His comments come amid a surge in coronavirus cases across the country.
The US has recorded more than 12 million cases and 255,000 deaths, according to data compiled by Johns Hopkins University, the highest tolls registered anywhere in the world.
Slaoui said that, if authorised by the FDA, the vaccine could be rolled out the next day.
He also said that based on plans, the amount of the population who need to be vaccinated for life to return to normal is likely to happen in May.
Slaoui said that with the level of efficacy that has been shown in both Pfizer and Moderna's vaccines, "70 per cent or so of the population being immunised would allow for true herd immunity to take place, that is likely to happen somewhere in the month of May, or something like that based on our plans."
"Most people need to be immunised before we can go back to a normal life," he said.
Dr. Anthony Fauci, America's top infectious disease expert, offered a more conservative timeline, telling CNN last week that he thinks the nation could start getting back to relative normality by April or July of 2021 and saying he thought that would be possible to achieve by the second or third quarter next year.

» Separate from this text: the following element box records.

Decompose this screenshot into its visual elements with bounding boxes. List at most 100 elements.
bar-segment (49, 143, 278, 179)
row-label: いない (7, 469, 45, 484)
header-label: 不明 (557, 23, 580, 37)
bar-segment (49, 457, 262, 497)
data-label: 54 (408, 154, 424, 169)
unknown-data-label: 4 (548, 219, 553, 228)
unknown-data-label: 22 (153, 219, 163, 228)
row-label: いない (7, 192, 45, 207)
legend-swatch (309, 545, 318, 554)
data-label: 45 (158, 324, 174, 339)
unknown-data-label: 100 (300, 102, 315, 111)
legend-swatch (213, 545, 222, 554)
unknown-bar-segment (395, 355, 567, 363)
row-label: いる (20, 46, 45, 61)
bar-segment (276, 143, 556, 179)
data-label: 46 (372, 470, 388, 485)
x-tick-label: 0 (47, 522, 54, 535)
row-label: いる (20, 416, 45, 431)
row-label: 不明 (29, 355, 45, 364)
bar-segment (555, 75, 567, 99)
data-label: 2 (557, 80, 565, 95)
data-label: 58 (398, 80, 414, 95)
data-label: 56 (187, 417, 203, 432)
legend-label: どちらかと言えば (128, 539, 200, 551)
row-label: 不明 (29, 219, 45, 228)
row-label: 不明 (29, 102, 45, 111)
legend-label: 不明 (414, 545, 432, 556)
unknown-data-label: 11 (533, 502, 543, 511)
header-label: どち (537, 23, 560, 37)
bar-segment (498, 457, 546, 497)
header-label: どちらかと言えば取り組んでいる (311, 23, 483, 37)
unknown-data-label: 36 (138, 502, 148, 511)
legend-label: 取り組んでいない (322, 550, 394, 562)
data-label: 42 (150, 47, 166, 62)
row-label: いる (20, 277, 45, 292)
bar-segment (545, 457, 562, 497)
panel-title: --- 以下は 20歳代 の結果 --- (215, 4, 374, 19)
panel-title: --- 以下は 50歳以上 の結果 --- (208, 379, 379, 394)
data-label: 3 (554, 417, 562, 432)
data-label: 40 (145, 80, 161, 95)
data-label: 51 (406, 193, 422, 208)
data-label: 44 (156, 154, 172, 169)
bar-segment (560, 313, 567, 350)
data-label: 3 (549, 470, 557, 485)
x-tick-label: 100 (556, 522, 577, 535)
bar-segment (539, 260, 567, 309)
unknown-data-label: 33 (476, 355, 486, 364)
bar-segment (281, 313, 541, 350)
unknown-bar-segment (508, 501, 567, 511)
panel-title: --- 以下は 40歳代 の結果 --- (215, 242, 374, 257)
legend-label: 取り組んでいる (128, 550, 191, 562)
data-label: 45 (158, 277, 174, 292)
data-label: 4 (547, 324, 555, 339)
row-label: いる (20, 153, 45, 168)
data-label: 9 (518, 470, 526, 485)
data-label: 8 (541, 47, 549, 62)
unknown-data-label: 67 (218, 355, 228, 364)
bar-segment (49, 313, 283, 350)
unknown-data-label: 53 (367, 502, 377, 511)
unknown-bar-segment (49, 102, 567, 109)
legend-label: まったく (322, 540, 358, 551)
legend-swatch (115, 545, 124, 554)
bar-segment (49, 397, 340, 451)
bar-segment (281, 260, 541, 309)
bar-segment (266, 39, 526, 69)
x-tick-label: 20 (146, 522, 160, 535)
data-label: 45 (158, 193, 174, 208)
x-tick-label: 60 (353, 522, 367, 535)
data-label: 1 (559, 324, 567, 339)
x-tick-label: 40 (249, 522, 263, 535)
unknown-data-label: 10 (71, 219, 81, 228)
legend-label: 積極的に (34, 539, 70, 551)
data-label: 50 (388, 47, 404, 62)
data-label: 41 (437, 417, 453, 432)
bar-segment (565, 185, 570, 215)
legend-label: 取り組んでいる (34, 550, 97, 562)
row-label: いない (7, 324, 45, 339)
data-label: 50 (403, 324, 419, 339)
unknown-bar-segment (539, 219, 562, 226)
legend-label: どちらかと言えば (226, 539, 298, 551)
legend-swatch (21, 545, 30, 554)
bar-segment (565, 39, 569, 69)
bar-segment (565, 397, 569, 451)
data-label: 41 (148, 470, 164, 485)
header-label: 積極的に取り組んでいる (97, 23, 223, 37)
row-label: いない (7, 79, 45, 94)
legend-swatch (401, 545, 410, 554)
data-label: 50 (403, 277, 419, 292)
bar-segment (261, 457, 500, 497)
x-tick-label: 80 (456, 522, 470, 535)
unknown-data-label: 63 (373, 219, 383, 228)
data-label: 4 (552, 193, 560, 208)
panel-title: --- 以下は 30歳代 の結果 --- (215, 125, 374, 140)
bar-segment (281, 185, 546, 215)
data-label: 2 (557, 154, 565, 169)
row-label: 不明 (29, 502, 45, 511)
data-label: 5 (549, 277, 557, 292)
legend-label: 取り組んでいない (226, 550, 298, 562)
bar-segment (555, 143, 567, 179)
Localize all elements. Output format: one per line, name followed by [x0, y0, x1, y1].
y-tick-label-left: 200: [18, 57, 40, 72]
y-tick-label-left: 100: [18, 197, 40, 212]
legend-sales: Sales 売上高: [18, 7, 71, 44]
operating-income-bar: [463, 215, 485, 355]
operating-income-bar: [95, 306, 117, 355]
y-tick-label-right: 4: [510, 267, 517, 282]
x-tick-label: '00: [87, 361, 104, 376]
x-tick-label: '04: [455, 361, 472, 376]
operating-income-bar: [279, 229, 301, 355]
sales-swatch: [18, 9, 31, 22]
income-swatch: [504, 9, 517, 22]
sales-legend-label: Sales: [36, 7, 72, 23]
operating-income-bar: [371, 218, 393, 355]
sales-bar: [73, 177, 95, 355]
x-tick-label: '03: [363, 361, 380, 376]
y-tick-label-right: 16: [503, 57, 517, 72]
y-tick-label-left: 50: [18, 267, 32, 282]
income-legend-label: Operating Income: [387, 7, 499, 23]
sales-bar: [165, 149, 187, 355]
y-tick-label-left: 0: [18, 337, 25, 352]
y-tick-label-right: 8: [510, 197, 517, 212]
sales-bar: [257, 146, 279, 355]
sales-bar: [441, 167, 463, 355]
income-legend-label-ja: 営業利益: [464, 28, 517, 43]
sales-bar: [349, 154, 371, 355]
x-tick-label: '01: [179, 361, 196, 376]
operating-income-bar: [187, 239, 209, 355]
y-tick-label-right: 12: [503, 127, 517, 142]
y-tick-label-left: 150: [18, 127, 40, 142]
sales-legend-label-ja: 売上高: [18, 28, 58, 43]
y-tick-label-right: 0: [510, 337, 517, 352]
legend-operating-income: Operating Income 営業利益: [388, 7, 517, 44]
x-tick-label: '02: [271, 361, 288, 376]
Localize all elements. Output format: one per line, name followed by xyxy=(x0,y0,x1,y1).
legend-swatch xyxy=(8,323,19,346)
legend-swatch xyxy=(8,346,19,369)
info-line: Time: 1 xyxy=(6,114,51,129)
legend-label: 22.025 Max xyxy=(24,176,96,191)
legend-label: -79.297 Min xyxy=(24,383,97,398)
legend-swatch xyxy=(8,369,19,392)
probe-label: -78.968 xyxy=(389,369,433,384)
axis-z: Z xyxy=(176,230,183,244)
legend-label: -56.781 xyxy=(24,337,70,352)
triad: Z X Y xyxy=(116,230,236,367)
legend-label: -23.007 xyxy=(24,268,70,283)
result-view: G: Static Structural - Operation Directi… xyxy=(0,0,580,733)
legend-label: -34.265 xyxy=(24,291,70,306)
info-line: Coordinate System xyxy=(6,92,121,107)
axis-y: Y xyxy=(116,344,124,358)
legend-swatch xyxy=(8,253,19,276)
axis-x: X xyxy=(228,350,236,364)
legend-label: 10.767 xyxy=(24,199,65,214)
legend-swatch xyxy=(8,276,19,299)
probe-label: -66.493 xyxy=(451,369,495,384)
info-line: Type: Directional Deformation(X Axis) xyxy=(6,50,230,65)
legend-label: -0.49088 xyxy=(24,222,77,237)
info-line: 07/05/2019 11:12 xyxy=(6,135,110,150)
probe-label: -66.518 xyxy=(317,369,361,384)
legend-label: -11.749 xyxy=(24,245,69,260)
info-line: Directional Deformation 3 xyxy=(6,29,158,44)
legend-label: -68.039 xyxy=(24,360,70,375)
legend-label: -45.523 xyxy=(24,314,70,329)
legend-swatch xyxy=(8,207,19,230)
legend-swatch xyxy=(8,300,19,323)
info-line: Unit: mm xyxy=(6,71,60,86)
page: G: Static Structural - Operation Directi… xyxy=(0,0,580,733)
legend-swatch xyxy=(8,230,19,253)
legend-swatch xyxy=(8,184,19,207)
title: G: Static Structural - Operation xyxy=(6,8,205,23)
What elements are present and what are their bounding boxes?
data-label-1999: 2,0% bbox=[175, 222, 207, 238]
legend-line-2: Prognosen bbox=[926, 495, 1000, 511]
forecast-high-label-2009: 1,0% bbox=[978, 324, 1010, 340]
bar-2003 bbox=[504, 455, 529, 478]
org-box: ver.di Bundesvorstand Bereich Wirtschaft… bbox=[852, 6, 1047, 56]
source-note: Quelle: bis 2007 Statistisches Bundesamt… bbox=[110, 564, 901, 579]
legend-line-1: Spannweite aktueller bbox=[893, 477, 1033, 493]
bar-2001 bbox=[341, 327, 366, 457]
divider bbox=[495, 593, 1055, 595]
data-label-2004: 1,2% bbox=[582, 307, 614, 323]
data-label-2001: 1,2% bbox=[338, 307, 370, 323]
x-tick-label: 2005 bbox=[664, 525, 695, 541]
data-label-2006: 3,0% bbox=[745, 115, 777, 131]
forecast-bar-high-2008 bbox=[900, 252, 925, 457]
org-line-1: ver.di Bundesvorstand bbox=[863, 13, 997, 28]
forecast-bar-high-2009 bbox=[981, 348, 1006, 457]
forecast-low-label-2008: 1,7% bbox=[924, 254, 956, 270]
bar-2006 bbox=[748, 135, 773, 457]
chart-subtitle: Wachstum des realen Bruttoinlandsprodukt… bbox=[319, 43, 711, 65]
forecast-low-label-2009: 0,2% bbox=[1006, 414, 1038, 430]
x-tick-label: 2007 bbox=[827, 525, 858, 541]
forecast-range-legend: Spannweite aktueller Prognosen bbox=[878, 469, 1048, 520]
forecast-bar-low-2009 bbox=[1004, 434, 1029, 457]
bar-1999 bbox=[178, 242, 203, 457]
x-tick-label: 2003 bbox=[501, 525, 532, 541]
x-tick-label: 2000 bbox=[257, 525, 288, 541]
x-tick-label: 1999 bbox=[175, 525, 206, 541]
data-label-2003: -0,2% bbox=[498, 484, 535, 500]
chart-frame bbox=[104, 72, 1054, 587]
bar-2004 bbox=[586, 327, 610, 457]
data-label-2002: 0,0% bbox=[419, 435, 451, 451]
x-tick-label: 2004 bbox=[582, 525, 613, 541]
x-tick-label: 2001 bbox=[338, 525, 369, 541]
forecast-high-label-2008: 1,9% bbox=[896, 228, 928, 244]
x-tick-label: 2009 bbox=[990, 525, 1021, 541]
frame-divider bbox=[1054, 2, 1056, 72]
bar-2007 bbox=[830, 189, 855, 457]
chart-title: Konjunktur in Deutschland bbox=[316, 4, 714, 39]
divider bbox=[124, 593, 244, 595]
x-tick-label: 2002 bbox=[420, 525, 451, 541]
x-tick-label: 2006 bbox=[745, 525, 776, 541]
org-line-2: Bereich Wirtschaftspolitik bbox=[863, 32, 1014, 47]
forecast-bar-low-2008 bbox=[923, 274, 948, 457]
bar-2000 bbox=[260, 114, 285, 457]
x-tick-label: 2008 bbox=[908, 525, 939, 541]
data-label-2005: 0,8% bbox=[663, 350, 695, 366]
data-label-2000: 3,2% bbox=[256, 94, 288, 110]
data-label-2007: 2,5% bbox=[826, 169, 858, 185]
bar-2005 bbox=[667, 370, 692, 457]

The US Centers for Disease Control and Prevention (CDC) has warned that coronavirus cases are "rapidly rising" across the country.
The CDC has urged Americans to avoid travelling for the Thanksgiving holiday on November 26 to prevent increased transmissions.
White House coronavirus task force coordinator Dr. Deborah Birx said Americans should limit indoor gatherings to immediate households this Thanksgiving.
Thanksgiving typically heralds the busiest week for travel in the US. Last year, an estimated 26 million people passed through the country's airports in the week surrounding the holiday.